Deadline for entries is Dec. 11; submissions can range from paintings to sculptures.
By Wally Perez
To honor the 30th anniversary of the Challenger shuttle disaster, Scobee Education Center will host an art exhibition with artistic interpretations of the crew members, their legacies, scientific achievements and space exploration.
The center, which is named after Francis R. Scobee, former student of this college and flight commander for the fatal Challenger STS-51-L mission, is accepting artist submissions for the Jan. 25 exhibit at the center.
The deadline for submissions is Dec. 11.
“The Challenger STS 51-L accident is one of those historic events that shook the people of the world,” center Director Rick Varner said in an email interview. “There are only a handful of significant events that can create such concrete memories in so many.”
On Jan. 28, 1986, the NASA Space Shuttle orbiter Challenger exploded 73 seconds after liftoff because of a component failure, claiming the lives of all seven astronauts on board.
Original paintings, drawings, photography, mixed media and sculpture will be accepted with a maximum artwork size of 48 by 48 inches and no smaller than 16 by 20 inches.
Sculptures must include the required dimensions for the base, if not included in the work, and art must be ready to hang.
Artists should send up to two high-resolution photographs of their work in JPG format along with the attached entry form.
A jury will review the submissions and choose a number of entries to be displayed based on the dimensions of the artwork and floor space available for the exhibition, which will last eight weeks.
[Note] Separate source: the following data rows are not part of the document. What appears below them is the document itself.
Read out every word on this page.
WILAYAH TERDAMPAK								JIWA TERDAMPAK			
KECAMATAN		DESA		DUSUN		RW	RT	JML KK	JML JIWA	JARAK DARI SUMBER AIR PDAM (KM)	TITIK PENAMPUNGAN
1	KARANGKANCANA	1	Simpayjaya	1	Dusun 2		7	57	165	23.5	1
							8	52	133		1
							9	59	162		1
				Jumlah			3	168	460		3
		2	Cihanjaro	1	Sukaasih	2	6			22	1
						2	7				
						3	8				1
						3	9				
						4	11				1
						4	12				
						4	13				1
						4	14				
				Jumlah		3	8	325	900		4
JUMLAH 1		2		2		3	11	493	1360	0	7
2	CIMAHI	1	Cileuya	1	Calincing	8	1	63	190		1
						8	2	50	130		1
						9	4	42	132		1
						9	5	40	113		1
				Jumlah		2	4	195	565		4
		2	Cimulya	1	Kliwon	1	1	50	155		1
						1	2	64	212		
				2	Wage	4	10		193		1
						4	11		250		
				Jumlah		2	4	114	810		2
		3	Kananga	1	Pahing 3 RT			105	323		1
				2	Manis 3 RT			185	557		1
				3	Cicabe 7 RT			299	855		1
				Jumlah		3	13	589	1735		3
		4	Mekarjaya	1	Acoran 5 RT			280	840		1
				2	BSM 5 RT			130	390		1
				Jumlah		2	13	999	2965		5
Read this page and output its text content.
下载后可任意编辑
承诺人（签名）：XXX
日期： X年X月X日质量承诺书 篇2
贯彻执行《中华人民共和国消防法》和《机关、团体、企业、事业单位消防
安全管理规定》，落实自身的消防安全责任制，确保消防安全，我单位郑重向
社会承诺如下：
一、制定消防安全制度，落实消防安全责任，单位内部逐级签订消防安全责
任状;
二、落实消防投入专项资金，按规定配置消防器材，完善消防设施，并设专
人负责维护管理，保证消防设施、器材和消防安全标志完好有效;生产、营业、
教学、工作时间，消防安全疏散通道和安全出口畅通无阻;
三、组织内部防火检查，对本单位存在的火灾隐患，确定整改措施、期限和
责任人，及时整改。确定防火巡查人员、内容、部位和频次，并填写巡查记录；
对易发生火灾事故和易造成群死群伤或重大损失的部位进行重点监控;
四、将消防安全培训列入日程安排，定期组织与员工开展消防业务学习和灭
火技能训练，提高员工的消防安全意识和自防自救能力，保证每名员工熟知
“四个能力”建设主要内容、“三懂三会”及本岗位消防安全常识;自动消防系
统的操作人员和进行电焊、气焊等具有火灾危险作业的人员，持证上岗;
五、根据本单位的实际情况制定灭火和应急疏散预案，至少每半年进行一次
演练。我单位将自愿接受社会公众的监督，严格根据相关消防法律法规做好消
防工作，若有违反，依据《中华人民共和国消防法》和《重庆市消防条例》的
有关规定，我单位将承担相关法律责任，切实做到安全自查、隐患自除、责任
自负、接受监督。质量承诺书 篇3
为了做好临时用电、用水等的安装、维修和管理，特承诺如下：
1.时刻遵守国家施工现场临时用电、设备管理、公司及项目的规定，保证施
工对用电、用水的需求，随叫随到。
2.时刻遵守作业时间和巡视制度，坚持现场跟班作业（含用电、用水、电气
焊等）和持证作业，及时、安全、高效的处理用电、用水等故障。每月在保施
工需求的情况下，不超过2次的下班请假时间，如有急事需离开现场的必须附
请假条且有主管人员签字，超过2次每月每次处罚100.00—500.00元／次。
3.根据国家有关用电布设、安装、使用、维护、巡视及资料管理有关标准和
Works may be offered for sale following the exhibition period and all proceeds will go to the artist.
Each week will emphasize a different Challenger crew member.
“We’re going to incorporate something about each member into presentations given during that week,” Varner said.
In addition to Scobee, the Challenger crew comprised pilot Michael J. Smith; mission specialist Ronald McNair; mission specialist Ellison Onizuka; mission specialist Judith Resnik; Gregory Jarvis, an engineer; and Christa McAuliffe, a schoolteacher who was set to be the first teacher in space.
Jarvis and McAuliffe were payload specialists, or candidates who were experts in their field of work and beneficial for certain missions.
Researchers say art becomes more meaningful when it connects to a memory and is seen in person, Varner said.
“The Challenger tragedy should evoke the memories and emotions that are uniquely complemented in a respectful way by artwork,” Varner said.
Scobee also has seven monuments to honor the crew in the Holt Foundation Challenger Memorial Garden.
Flowers will be placed on the monument of each astronaut during their specific week of remembrance beginning Jan. 28.
“During the eight weeks of the art exhibit, we want to create a memory that will leave with the visitors and live with them as they travel into the future,” Varner said.
Varner is in charge of the events during the anniversary.
Planetarium programs spotlighting crew members will also be available during the anniversary, and the exhibit will run until spring break, March 14-20.
The educational mission of the STS 51-L crew continues through the efforts of surviving family members and the Challenger Learning Center, Varner said.